Acute toxicity: Only very high doses of pegaspargase given to mice intraperitoneally as a single dose (25,000 - 100,000 U/kg body weight) caused the death of 14% of all treated mice. Mild hepatotoxicity was observed with the same doses. Adverse reactions were loss of body weight, piloerection and reduced activity. Reduced splenic weight might be a sign of potential immunosuppressant effect of the treatment.
Pegaspargase was well tolerated both in rats and dogs when administered intravenously in single doses up to 500 U/kg body weight.
Repeated dose toxicity: A 4-week study in rats treated with a dose of pegaspargase of 400 U/kg/day intraperitoneal resulted in a fall in food intake and body weight compared to the control group.
A 3-month study in mice with pegaspargase at doses up to 500 U/kg intraperitoneally or intramuscularly resulted in slight hepatocellular changes only at the highest intraperitoneal dose.
A temporary suppression in body weight gain and a temporary reduction in total leukocyte count were observed in dogs which were treated with pegaspargase 1200 U/kg weekly for 2 weeks. Increased serum glutamic pyruvic transaminase activity also occurred in one out of four dogs.
Immunogenicity: No immunogenic response was detected in a 12-week study in mice in which pegaspargase was administered weekly at the dose of 10.5 U/mouse intramuscularly or intraperitoneally.
Reproductive toxicity: No studies of reproductive toxicity were conducted with pegaspargase.

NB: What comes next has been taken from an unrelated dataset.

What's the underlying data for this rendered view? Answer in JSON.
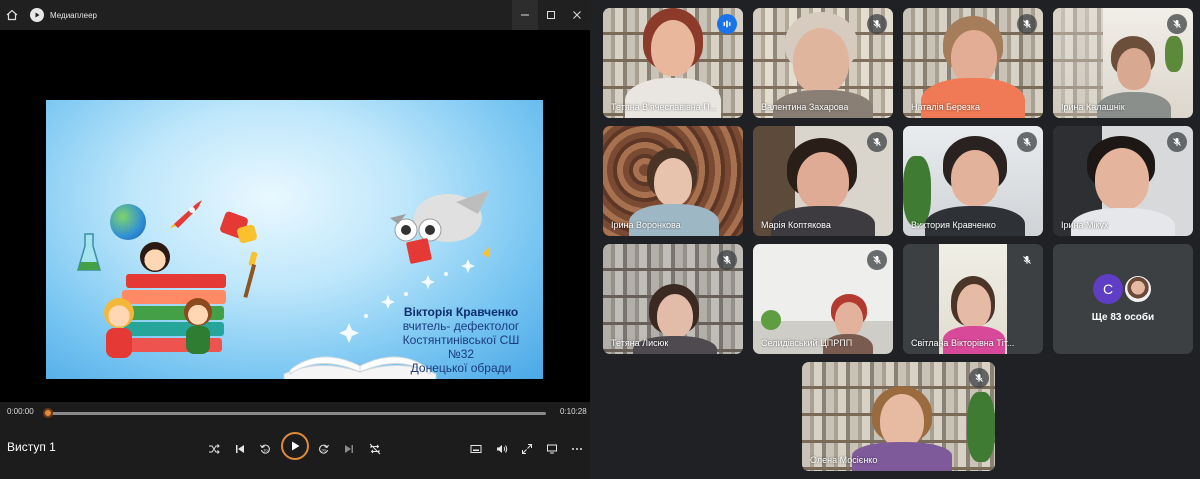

Embryotoxicity studies with L-asparaginase have showed evidence of teratogenic potential in rats treated from day 6 to 15 of gestation with a No Observed Effect Level (NOEL) for teratogenic effects at 300 U/kg intravenously. In rabbits, doses of 50 or 100 U/kg intravenous on days 8 and 9 of gestation induced viable fetuses with congenital malformations: no NOEL has been determined. Multiple malformations and embryolethal effects were observed with doses in the therapeutic range. Investigations of the effect on fertility and peri- and postnatal development were not conducted.
Carcinogenicity, mutagenicity, fertility: Long-term investigations of carcinogenicity or studies of the effect on fertility in animals were not conducted with pegaspargase.
Pegaspargase was not mutagenic in the Ames test using Salmonella typhimurium strains.